Visites au Centre de Rétention Administrative (CRA) de Toulouse

Rencontre d’un retenu dont le témoignage fait partie d’un des innombrables récits de vie ordinaire de personnes sans papiers révélant l’acharnement raciste de l’administration qu’elles subissent.

Le parcours de M. L entre prison et Centre de Rétention Administrative (CRA) en circuit quasi-fermé est représentatif de ces retenus qui sont placés au CRA à la sortie de prison où ils ont passé plusieurs mois pour être restés illégalement sur le territoire.
Sans cesse contrôlé au faciès par la police, ces personnes peuvent rester ainsi enfermées entre CRA et prison de longs mois. Comme beaucoup de ces retenus, M. L n’est visiblement pas expulsable puisqu’il s’agit de la 5ème tentative d’expulsion mais l’État s’acharne néanmoins sur lui par tous les moyens.
Depuis 2015 à la fin de sa rétention actuelle qui ira à son terme sans expulsion, il aura été privé de liberté pendant 18 mois !

De l’aveu même de deux députés de la majorité [1] les décisions de placement dans le sud de la France “prennent moins en compte les possibilités d’éloignement effectif et reposent largement sur la volonté de maintenir l’ordre public et de dissiper tout sentiment d’impunité au sein des communautés étrangères les moins aisément "éloignables".”

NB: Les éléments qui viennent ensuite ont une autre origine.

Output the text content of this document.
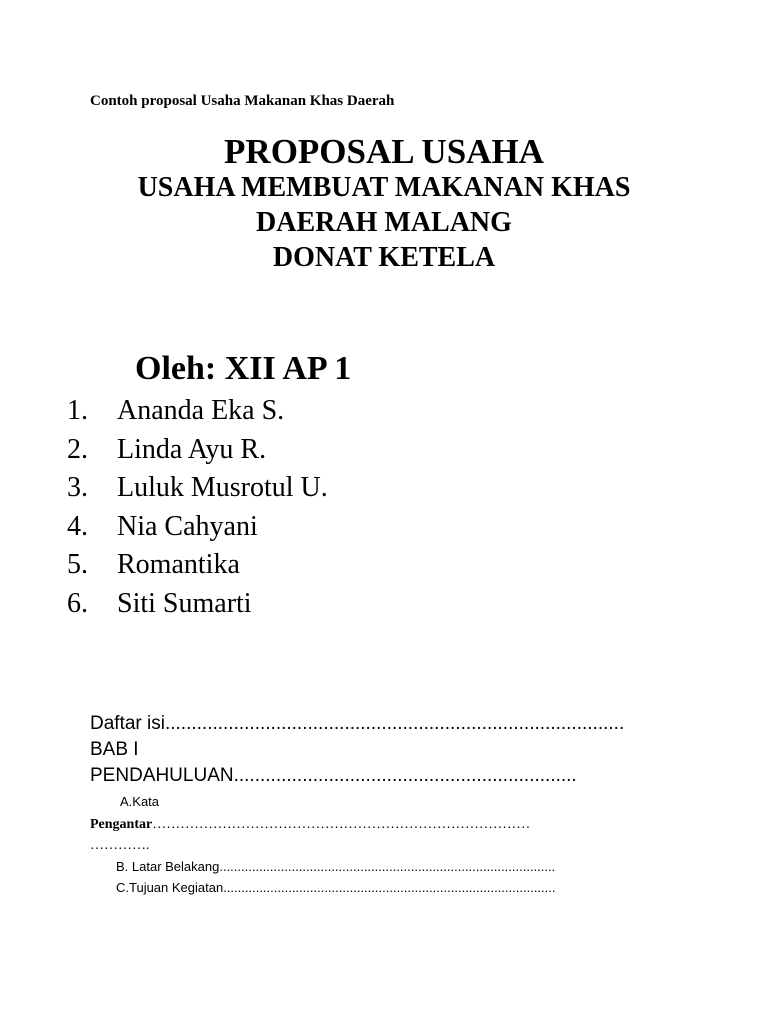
Contoh proposal Usaha Makanan Khas Daerah
PROPOSAL USAHA
USAHA MEMBUAT MAKANAN KHAS
DAERAH MALANG
DONAT KETELA
Oleh: XII AP 1
1. Ananda Eka S.
2. Linda Ayu R.
3. Luluk Musrotul U.
4. Nia Cahyani
5. Romantika
6. Siti Sumarti
Daftar isi.......................................................................................
BAB I
PENDAHULUAN.................................................................
A.Kata
Pengantar………………………………………………………………………
………….
B. Latar Belakang.............................................................................................
C.Tujuan Kegiatan............................................................................................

M. L a quitté le Maroc à l’âge de 15 ans, en se cachant au-dessus de la roue d’une remorque de camion qui prenait le bateau vers l’Espagne. Il a fini par nous montrer dans le parloir comment il a dû rester arcbouté à la force des bras au-dessus du roulement pendant des dizaines de minutes au péril de sa vie.

Il est arrivé en 2009, dans la région de Bayonne et a été pris en charge par l’ASE, placé dans un foyer pour mineurs. Il s’est formé à la mécanique automobile et a effectué plusieurs stages en entreprise. Il a quitté le foyer à 17 ans et ½ puis a séjourné ensuite quelques temps dans un foyer pour majeurs.

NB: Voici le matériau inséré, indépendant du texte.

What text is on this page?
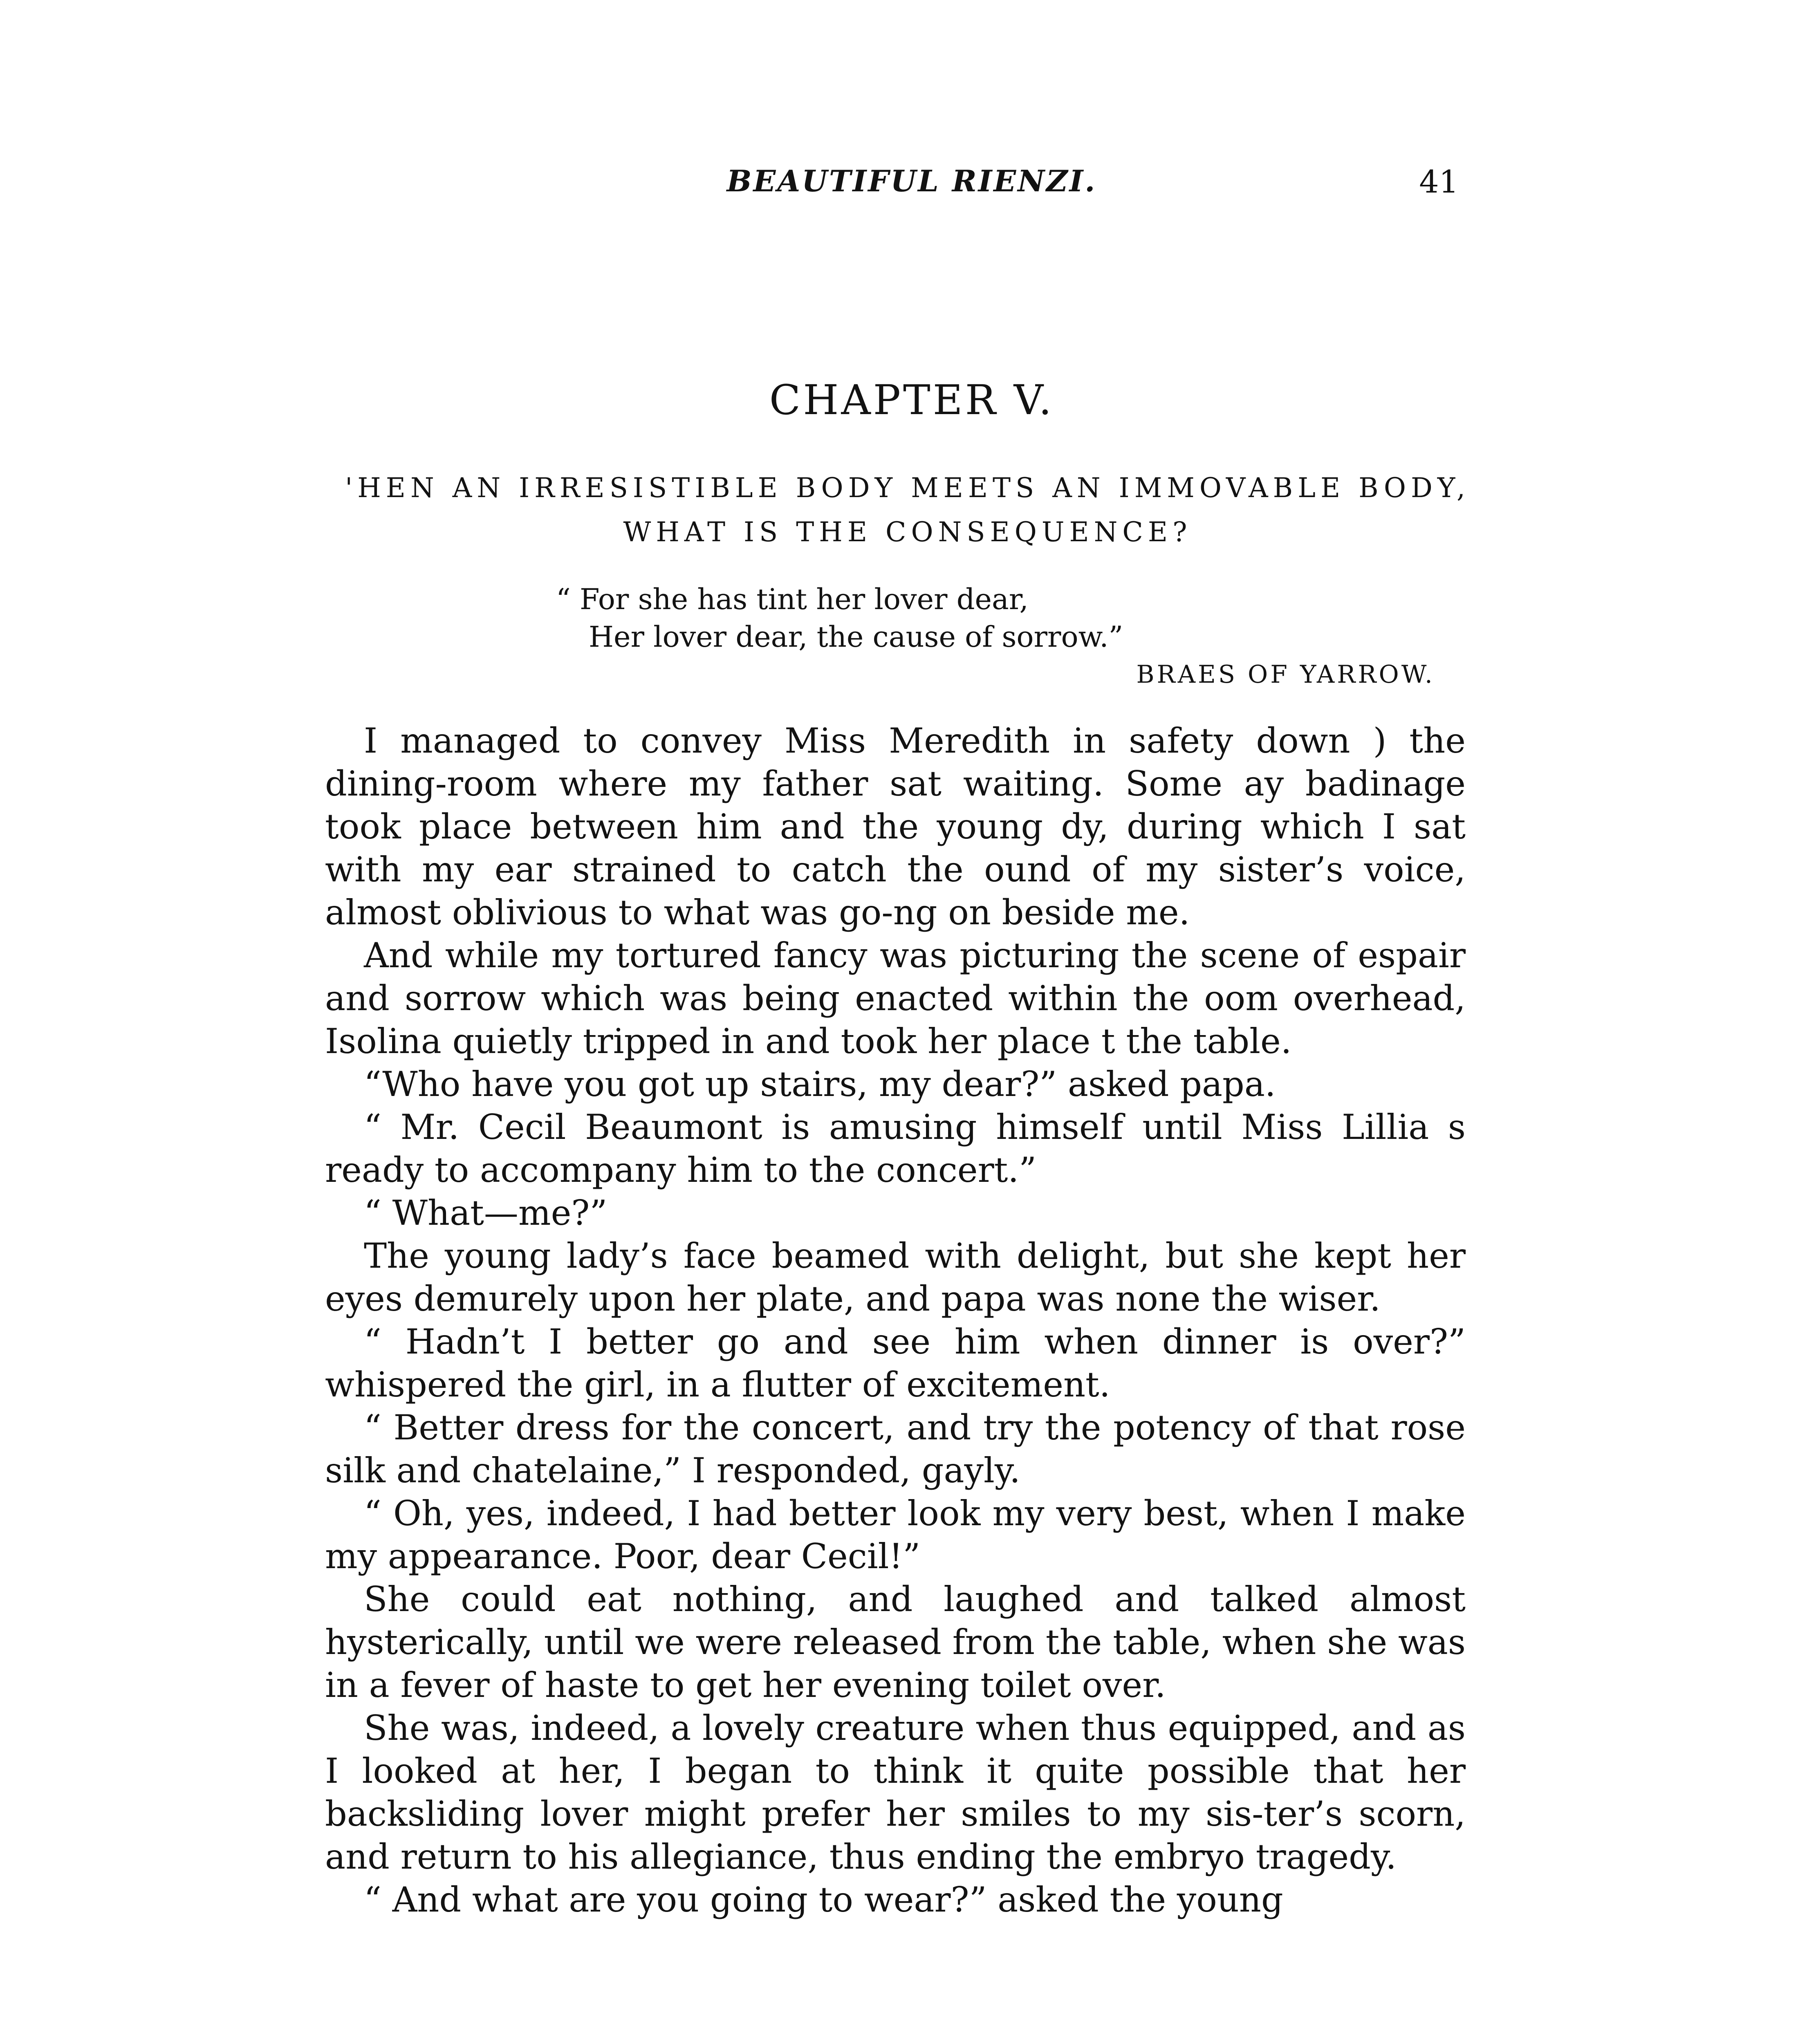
BEAUTIFUL RIENZI.	41
CHAPTER V.
'HEN AN IRRESISTIBLE BODY MEETS AN IMMOVABLE BODY, WHAT IS THE CONSEQUENCE?
“ For she has tint her lover dear,
Her lover dear, the cause of sorrow.”
BRAES OF YARROW.

I managed to convey Miss Meredith in safety down ) the dining-room where my father sat waiting. Some ay badinage took place between him and the young dy, during which I sat with my ear strained to catch the ound of my sister’s voice, almost oblivious to what was go-ng on beside me.

And while my tortured fancy was picturing the scene of espair and sorrow which was being enacted within the oom overhead, Isolina quietly tripped in and took her place t the table.

“Who have you got up stairs, my dear?” asked papa.

“ Mr. Cecil Beaumont is amusing himself until Miss Lillia s ready to accompany him to the concert.”

“ What—me?”

The young lady’s face beamed with delight, but she kept her eyes demurely upon her plate, and papa was none the wiser.

“ Hadn’t I better go and see him when dinner is over?” whispered the girl, in a flutter of excitement.

“ Better dress for the concert, and try the potency of that rose silk and chatelaine,” I responded, gayly.

“ Oh, yes, indeed, I had better look my very best, when I make my appearance. Poor, dear Cecil!”

She could eat nothing, and laughed and talked almost hysterically, until we were released from the table, when she was in a fever of haste to get her evening toilet over.

She was, indeed, a lovely creature when thus equipped, and as I looked at her, I began to think it quite possible that her backsliding lover might prefer her smiles to my sis-ter’s scorn, and return to his allegiance, thus ending the embryo tragedy.

“ And what are you going to wear?” asked the young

Depuis 2015, il s’agit de son 5e séjour en CRA, sans jamais avoir été expulsé. Il a de plus effectué 2 séjours de 4 mois en prison à cause de 2 IRTF (Interdiction de Retour sur le Territoire Français), une de 1 an, terminée, l’autre de 3 ans en cours depuis 2018.
Il est marocain mais puisqu’il a quitté le Maroc étant mineur, il n’y a pas trace suffisante de lui au Maroc, notamment pas d’empreintes, il n’a pas de passeport et le consulat marocain persiste à ne pas le reconnaître.

Ma vie est France, je suis venu jeune mais il veulent pas me donner les papiers, je suis toujours en prison ou ici, toujours enfermé, j’en peux plus !

Il a eu sa mère au téléphone qu’il n’a pas vu depuis 10 ans,” elle pleure au téléphone et me dit de ne pas venir car à Oujda, il n’y a plus de travail, la frontière avec l’Algérie est fermée. L’essence est plus chère qu’en France. Mais j’aimerais bien y aller mais comment faire si le Maroc ne me reconnait pas, je suis coincé !

Il a vu un ophtalmologue en prison qui lui a fait une prescription pour des lunettes, au CRA on lui refuse la possibilité de les faire. Il doit également se faire opérer du bras, on doit lui enlever un bout d’os suite à une fracture. Le bras est douloureux, refus du CRA de Cornebarrieu de voir un médecin pour ça.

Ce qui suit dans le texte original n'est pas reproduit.